The phone will have 70,000 apps available at launch with thousands more to be added daily. Ball says app development has been a key focus for BlackBerry; the company has tried to assist developers by providing the ability to port from Android.
Despite the renewed focus on consumers, BlackBerry still puts a lot of effort into direct enterprise sales and Ball says there are some significant corporate customers that have committed to buying and launching BlackBerry 10.
“I’m not able to tell you who they are but they are some pretty iconic Australian brands,” Ball says. “I’m feeling pretty good heading into this launch knowing that.”
Keeping Qantas on board
Ball adds he is very keen to retain Qantas. “Qantas is still a customer of ours, they still have product of ours, and I want Qantas back in its entirety. Qantas is an important and iconic brand and I think what we have got is right for them. I want them back.”
Ball says the proposition for corporate customers goes beyond the device itself – it’s also about the BlackBerry 10 enterprise server software, which provides remote mobile device management capability to BlackBerries and other smartphones and tablets.
This is the reason Ball is so comfortable with the BYOD trend – he has already sold corporate customers on the software product before the hardware is even available. These are customers he anticipates will also buy BlackBerry phones, but he says the server software is good enough to stand on its own.
“The BYOD trend is great for us, not just for Z10 device but also on the BlackBerry device server 10 product,” he says.
“Those pieces around security, manageability and simplicity – you get the full experience with the hardware device but what you get with the software is unmatched by competitors.”

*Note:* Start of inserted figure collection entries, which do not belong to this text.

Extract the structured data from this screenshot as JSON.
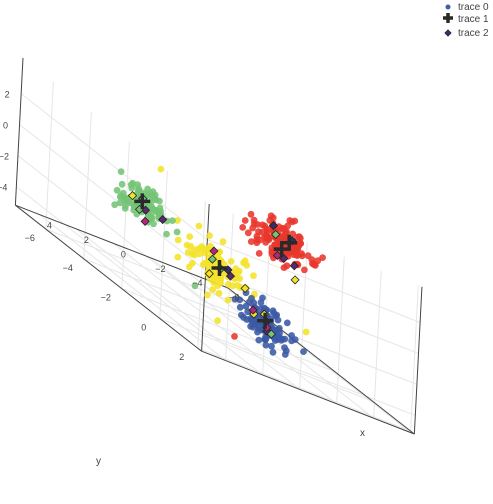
{
  "chart_data": {
    "type": "scatter",
    "dimensions": "3d",
    "axes": {
      "x": {
        "title": "x",
        "ticks": [
          "−6",
          "−4",
          "−2",
          "0",
          "2",
          "4"
        ],
        "range": [
          -6,
          5
        ]
      },
      "y": {
        "title": "y",
        "ticks": [
          "−6",
          "−4",
          "−2",
          "0",
          "2"
        ],
        "range": [
          -7,
          2
        ]
      },
      "z": {
        "title": "",
        "ticks": [
          "−4",
          "−2",
          "0",
          "2"
        ],
        "range": [
          -5,
          4
        ]
      },
      "grid": true
    },
    "legend": {
      "placement": "top-right",
      "entries": [
        {
          "name": "trace 0",
          "symbol": "circle",
          "color": "#3a62a8"
        },
        {
          "name": "trace 1",
          "symbol": "cross",
          "color": "#2a2a2a"
        },
        {
          "name": "trace 2",
          "symbol": "diamond",
          "color": "#30305a"
        }
      ]
    },
    "clusters": [
      {
        "label": "red",
        "color": "#e8372c",
        "center": [
          -1.8,
          -0.8,
          2.2
        ],
        "spread": 0.55,
        "count": 140
      },
      {
        "label": "green",
        "color": "#74c476",
        "center": [
          1.0,
          -5.2,
          -0.8
        ],
        "spread": 0.45,
        "count": 90
      },
      {
        "label": "yellow",
        "color": "#f4e22a",
        "center": [
          0.6,
          -1.6,
          -1.4
        ],
        "spread": 0.6,
        "count": 110
      },
      {
        "label": "blue",
        "color": "#3b5aa5",
        "center": [
          -0.6,
          -0.2,
          -3.1
        ],
        "spread": 0.45,
        "count": 120
      }
    ],
    "outliers": [
      {
        "x": 4.6,
        "y": -1.0,
        "z": 3.8,
        "color": "#f4e22a"
      },
      {
        "x": 1.5,
        "y": 0.2,
        "z": -4.4,
        "color": "#e8372c"
      },
      {
        "x": 1.6,
        "y": -0.6,
        "z": -4.2,
        "color": "#f4e22a"
      },
      {
        "x": 0.8,
        "y": -2.6,
        "z": -3.5,
        "color": "#74c476"
      },
      {
        "x": -2.6,
        "y": -0.1,
        "z": -2.5,
        "color": "#f4e22a"
      }
    ],
    "centroids": [
      {
        "x": 1.1,
        "y": -5.2,
        "z": -0.7
      },
      {
        "x": -1.6,
        "y": -0.6,
        "z": 1.9
      },
      {
        "x": -2.4,
        "y": -1.0,
        "z": 2.3
      },
      {
        "x": 0.6,
        "y": -1.6,
        "z": -1.3
      },
      {
        "x": -0.6,
        "y": -0.3,
        "z": -2.9
      }
    ],
    "diamond_colors": [
      "#3b2a6b",
      "#5b2a6e",
      "#74c476",
      "#f4e22a",
      "#b4267a"
    ]
  }
}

BlackBerry launched its first product, an email pager, in 1999 and pioneered the smartphone market, though it wasn’t called that until 2007. Now the company is fighting Windows 8 for third place, behind Android and iOS, in the market. Many commentators say this is “do or die” for BlackBerry.
Meanwhile, Samsung, the dominant manufacturer for the market-leading Android platform, launched its Galaxy S4 smartphone in New York last week. The Samsung Galaxy S4 will be available in Australia some time in the second quarter, with details on pricing and availability to come.